Alphabet傘下のグーグルは8月5日、AI研究部門Google DeepMindの経営体制変更を発表した。Google DeepMindのCEOのデミス・ハサビス氏は、Google DeepMindの会長とAlphabetのチーフ・サイエンティストに就任することになる。
デミス・ハサビス氏に代わって運営を担うのは、CTOを務めてきたコレイ・カヴクジュオグル氏だ。ただし、カヴクジュオグル氏はGoogle DeepMindのCEOに就任するわけではなく、SVP(上席副社長)として組織の実務を率いる。ハサビス氏もGoogle DeepMindを退社するのではなく、AGI研究や科学研究に重点を移す。
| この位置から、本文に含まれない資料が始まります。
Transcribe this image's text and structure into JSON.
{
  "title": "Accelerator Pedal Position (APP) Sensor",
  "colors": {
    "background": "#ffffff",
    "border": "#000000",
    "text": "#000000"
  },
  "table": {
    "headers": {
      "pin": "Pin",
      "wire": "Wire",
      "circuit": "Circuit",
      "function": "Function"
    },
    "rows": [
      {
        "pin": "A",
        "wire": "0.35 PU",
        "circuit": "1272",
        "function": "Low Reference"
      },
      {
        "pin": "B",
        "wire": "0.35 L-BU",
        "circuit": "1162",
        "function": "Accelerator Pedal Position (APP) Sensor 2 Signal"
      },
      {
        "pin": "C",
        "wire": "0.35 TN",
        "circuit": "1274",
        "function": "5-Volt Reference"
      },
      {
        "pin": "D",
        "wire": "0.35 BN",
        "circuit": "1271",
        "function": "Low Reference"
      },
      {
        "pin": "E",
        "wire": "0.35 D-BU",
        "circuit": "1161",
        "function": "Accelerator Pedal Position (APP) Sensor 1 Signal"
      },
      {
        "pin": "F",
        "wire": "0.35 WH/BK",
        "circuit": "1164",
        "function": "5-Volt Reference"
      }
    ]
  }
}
ハサビス氏は社員向けのメッセージで、「人類史の重大な転換点を迎えた。私は生涯を通じてAGIを目指してきたが、今やそれが手の届くところにあると感じている」と説明した。
同日には、チーフ・サイエンティストを務めてきたジェフ・ディーン氏が、27年間在籍したGoogleを離れることも発表された。ディーン氏はサンジェイ・ゲマワット氏、オリオル・ヴィニャルス氏、クオック・リー氏とともに、新会社Discovery Loopを設立する。
Discovery Loopは、機械学習や科学、工学分野における研究と実験のプロセスをAIで自動化することを目指すPBC。日本の制度上の公益企業と同一ではないが、公益目的を掲げる企業形態だ。
ディーン氏はXへの投稿で、研究者が仮説を立て、実験し、結果を分析して次の実験につなげる「発見のループ」を自動化する構想を説明している。
報道によると、発表後にAlphabet株は約4%下落した。GoogleのAI研究を長年支えてきた幹部や研究者が同時に役割を変えたり、退社したりすることから、一部の投資家の間では人材流出や開発体制への影響を懸念する見方も出ている。
ただし、デミス・ハサビス氏はGoogle DeepMindを離れるわけではない。ジェフ・ディーン氏らが設立する新会社Discovery Loopについても、Googleが出資とクラウド提供を継続するため、GoogleのAI中核人材が完全に離れると見るのは適切ではないだろう。
ひとこと:再編の目的は、コレイ・カヴクジュオグル氏の下でGeminiなどAIサービスの開発と展開を進めつつ、デミス・ハサビス氏をAGI戦略や科学応用など長期的な目標に集中させる、二層構造への移行とみるのが自然だ。